Après une première analyse montrant comment les résultats de PISA révélaient des faiblesses structurelles de notre système d’enseignement, Mélanie Heard propose de revenir sur l’impact du Covid sur la formation des élèves. La France avait revendiqué de privilégier coûte que coûte le maintien des écoles ouvertes pendant la pandémie. Cela a-t-il permis, comme c’était censé le faire, d’éviter une fragilisation scolaire des élèves ? Apparemment pas, si l’on en juge par les résultats spécifiquement consacrés à ce sujet dans l’enquête PISA 2022. Au contraire, des pays où la fermeture des établissements a été plus longue ont mieux réussi à préserver le travail des élèves : la crise révèle en miroir les handicaps structurels du système scolaire français, le manque de confiance des élèves dans le progrès de leur propre intelligence et les insuffisances de la formation des enseignants, singulièrement s’agissant de l’usage pédagogique du numérique.

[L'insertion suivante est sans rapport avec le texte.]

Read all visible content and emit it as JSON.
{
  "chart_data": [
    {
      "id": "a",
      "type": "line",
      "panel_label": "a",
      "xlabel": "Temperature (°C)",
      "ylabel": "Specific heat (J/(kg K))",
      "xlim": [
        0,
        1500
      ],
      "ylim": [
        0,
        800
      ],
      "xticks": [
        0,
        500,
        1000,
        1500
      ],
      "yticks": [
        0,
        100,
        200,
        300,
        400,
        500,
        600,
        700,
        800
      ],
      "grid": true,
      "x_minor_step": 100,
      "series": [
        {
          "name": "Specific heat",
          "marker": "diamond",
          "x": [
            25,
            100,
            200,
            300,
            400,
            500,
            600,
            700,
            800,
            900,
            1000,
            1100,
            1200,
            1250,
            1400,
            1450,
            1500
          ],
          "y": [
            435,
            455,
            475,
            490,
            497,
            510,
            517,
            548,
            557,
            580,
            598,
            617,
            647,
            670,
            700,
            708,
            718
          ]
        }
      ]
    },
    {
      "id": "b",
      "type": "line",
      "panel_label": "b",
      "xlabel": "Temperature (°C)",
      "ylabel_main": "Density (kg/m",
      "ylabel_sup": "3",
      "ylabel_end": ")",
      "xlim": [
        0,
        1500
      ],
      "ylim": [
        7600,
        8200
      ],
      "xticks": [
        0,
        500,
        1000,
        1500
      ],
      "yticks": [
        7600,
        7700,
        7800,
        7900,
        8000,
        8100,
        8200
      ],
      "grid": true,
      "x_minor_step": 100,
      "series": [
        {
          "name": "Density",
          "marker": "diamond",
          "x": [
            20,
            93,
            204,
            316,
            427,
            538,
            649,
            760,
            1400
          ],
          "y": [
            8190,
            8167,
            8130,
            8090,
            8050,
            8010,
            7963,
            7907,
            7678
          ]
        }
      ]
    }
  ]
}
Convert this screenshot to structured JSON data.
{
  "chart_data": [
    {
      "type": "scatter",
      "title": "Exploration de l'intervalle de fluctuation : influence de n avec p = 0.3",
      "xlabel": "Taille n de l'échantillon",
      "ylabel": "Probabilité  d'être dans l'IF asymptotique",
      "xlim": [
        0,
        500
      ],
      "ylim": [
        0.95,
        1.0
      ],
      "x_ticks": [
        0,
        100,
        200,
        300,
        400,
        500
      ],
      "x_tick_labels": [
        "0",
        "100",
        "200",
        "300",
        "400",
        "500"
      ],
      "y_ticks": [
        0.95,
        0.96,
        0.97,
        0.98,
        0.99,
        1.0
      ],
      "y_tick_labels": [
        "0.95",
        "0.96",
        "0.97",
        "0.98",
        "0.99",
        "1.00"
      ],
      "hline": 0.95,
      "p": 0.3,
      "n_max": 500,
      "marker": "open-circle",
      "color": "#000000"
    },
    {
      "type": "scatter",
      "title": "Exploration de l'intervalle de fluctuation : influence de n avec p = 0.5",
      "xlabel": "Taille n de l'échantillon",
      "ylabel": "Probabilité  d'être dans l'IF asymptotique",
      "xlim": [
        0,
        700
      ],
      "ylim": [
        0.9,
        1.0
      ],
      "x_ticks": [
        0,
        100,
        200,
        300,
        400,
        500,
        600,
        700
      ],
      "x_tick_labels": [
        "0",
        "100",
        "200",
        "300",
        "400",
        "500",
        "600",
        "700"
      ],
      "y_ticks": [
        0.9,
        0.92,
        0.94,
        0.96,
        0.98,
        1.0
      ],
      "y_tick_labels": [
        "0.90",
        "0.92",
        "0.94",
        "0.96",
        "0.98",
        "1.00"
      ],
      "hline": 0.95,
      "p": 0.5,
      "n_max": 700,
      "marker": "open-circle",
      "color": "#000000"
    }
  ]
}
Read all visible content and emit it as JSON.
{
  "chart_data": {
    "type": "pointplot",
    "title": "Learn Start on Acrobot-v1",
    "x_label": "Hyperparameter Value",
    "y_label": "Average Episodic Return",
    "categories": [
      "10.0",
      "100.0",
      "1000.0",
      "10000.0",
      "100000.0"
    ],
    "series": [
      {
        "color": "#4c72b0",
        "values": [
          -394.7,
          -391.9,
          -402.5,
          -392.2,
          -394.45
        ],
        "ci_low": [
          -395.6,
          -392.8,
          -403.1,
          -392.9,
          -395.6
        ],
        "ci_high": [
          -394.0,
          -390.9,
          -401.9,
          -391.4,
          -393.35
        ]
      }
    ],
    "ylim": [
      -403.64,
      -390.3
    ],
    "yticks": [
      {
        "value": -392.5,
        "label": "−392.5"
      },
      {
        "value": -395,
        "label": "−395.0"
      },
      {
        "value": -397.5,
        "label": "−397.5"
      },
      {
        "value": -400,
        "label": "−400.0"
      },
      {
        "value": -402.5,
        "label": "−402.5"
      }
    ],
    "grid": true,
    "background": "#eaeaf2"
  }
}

Sur le terrain économique, le vote du budget 2024 a de nouveau souligné le haut niveau d’endettement des administrations publiques de notre pays. La France ne pourra demeurer indéfiniment dans une situation de « passager clandestin » de la zone euro, sans respecter les règles communes auxquelles nombre de nos partenaires se plient. Nous publions ici une contribution de Christian Pfister défendant une version orthodoxe de la gestion de la dette. Ces propositions peuvent faire débat mais c’est l’occasion de comprendre ce que signifierait un scénario exigeant de réduction de la dette par des coupes significatives dans les dépenses publiques. Reste à voir comment organiser un débat proprement politique sur le sujet.